Amplitude is an essential concept in understanding trigonometric functions, particularly the sine function. The amplitude of a sine function refers to its maximum displacement from its midline, or the central axis of the wave. In mathematical terms, amplitude is the absolute value of the coefficient in front of the sine function.
In the sine function provided:

• Given Equation: \(y = 3 \sin\left[-\frac{\pi}{2}(x-1)\right]\)
• Amplitude (\(a\)): The coefficient of \(\sin\) is \(3\)
• Resulting Amplitude: \( |3| = 3\)

This implies that, regardless of the other variables in the equation, the wave oscillates between 3 units above and 3 units below its centerline in this example.

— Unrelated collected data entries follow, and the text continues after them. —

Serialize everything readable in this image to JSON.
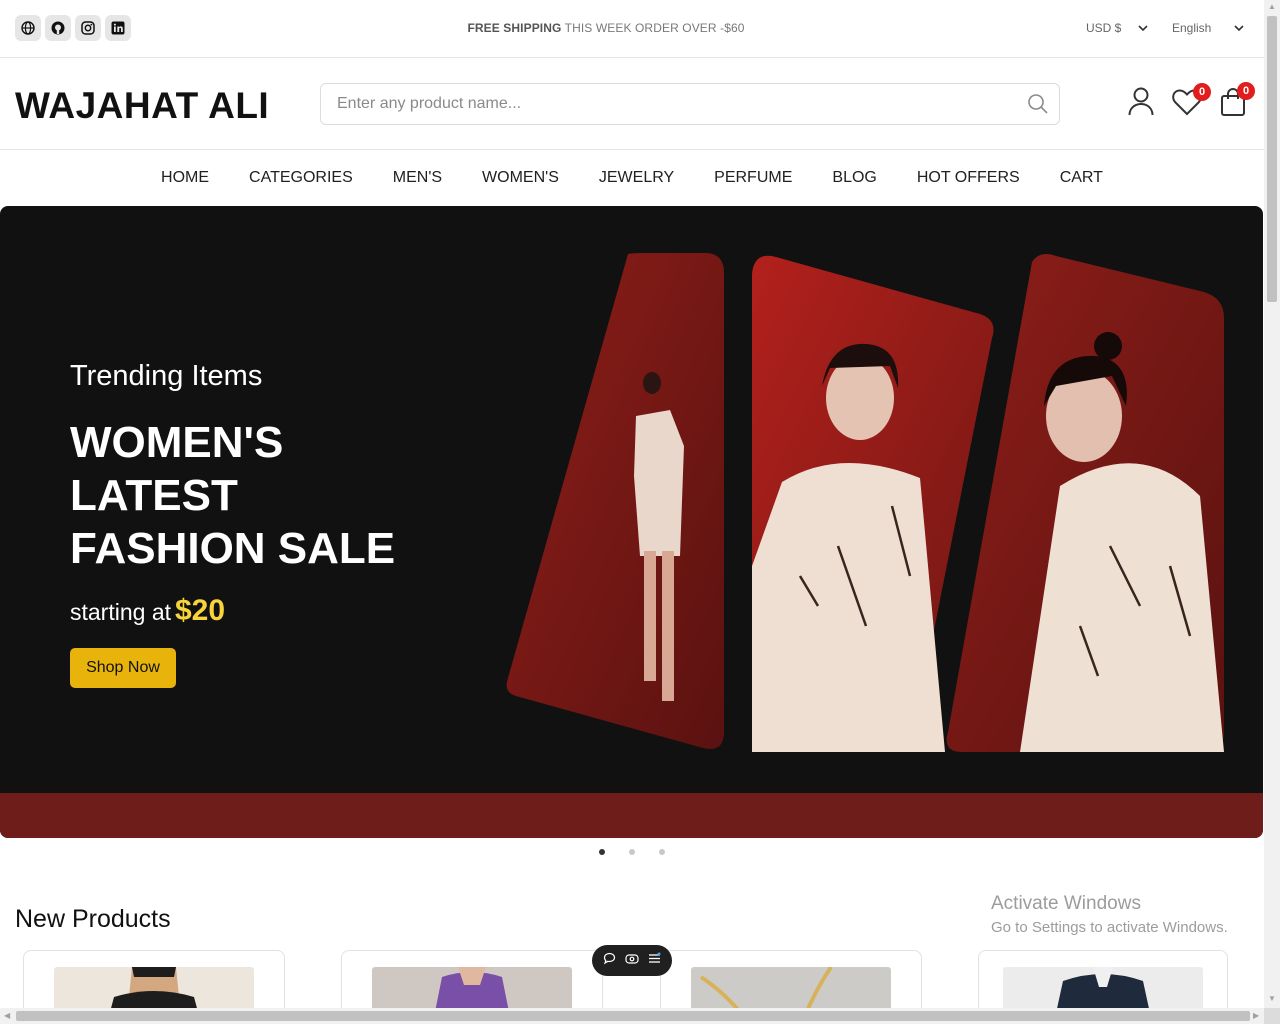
{
  "topbar": {
    "social_icons": [
      "globe-icon",
      "github-icon",
      "instagram-icon",
      "linkedin-icon"
    ],
    "shipping_bold": "FREE SHIPPING",
    "shipping_text": "THIS WEEK ORDER OVER -$60",
    "currency": "USD $",
    "language": "English"
  },
  "header": {
    "logo": "WAJAHAT ALI",
    "search_placeholder": "Enter any product name...",
    "wishlist_count": "0",
    "cart_count": "0"
  },
  "nav": [
    "HOME",
    "CATEGORIES",
    "MEN'S",
    "WOMEN'S",
    "JEWELRY",
    "PERFUME",
    "BLOG",
    "HOT OFFERS",
    "CART"
  ],
  "hero": {
    "subtitle": "Trending Items",
    "title_lines": [
      "WOMEN'S",
      "LATEST",
      "FASHION SALE"
    ],
    "price_prefix": "starting at",
    "price": "$20",
    "button": "Shop Now",
    "slide_count": 3,
    "active_slide": 1
  },
  "new_products": {
    "title": "New Products"
  },
  "overlay": {
    "activate_title": "Activate Windows",
    "activate_sub": "Go to Settings to activate Windows."
  },
  "colors": {
    "accent_yellow": "#e8b40c",
    "price_yellow": "#f8d33c",
    "hero_bg": "#111112",
    "hero_band": "#6e1d1b",
    "badge_red": "#e11d1d"
  }
}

The period of a sine function is a crucial property that defines the duration of one complete cycle of the wave. It is represented by how long the function takes to repeat itself. For a sine function in the form \(y = a \, \sin(bx - c) + d\), the period is calculated as \(\frac{2\pi}{|b|}\).
Let's explore the given function:

• Coefficient \(b\) of \(x\) is \(-\frac{\pi}{2}\)
• Period Calculation: \[\frac{2\pi}{\left| -\frac{\pi}{2} \right|} = \frac{2\pi}{\frac{\pi}{2}} = 4\]
• Conclusion: The period is 4 units.

This means that the wave repeats every 4 units along the x-axis. By understanding the period, you can predict how the wave behaves over a range of x-values.

Phase shift in trigonometric functions refers to the horizontal displacement of the graph. It tells us how much the function is shifted left or right from the usual position. The phase shift is derived from \(\frac{c}{b}\) in the sine form \(bx - c\).
For our example:

• Expression: \(-\frac{\pi}{2}(x-1)\) can be rewritten as \(-\frac{\pi}{2}x + \frac{\pi}{2}\)
• Values: Here, \(c = \frac{\pi}{2}\) and \(b = -\frac{\pi}{2}\)
• Phase Shift Calculation: \[\frac{\frac{\pi}{2}}{-\frac{\pi}{2}} = -1\]
• Outcome: The function shifts 1 unit to the right.

Hence, the graph of the sine function is translated to the right by 1 unit, altering where the cycle begins on the x-axis.

The sine function is one of the fundamental trigonometric functions, commonly expressed as \(y = \sin(x)\). It's known for its smooth, wave-like oscillation, making it pivotal in modeling periodic phenomena.
Key characteristics include:

• Oscillation: The sine function produces a wave that repeatedly ascends and descends.
• Pattern: In its most basic form, it starts at the origin (0,0), peaks at (+1), descends to (-1), and completes a cycle at (2π).

In its generalized form \(y = a \, \sin(bx - c) + d\), the sine wave can be altered:

• Amplitude \(a\): Adjusts the wave's height.
• Period \(\frac{2\pi}{b}\): Changes the cycle length.
• Phase Shift \(\frac{c}{b}\): Shifts the wave left or right.
• Vertical Shift \(d\): Moves the entire wave up or down.

Understanding these modifications helps in customizing the sine function to fit various scenarios, making it an incredibly versatile mathematical tool.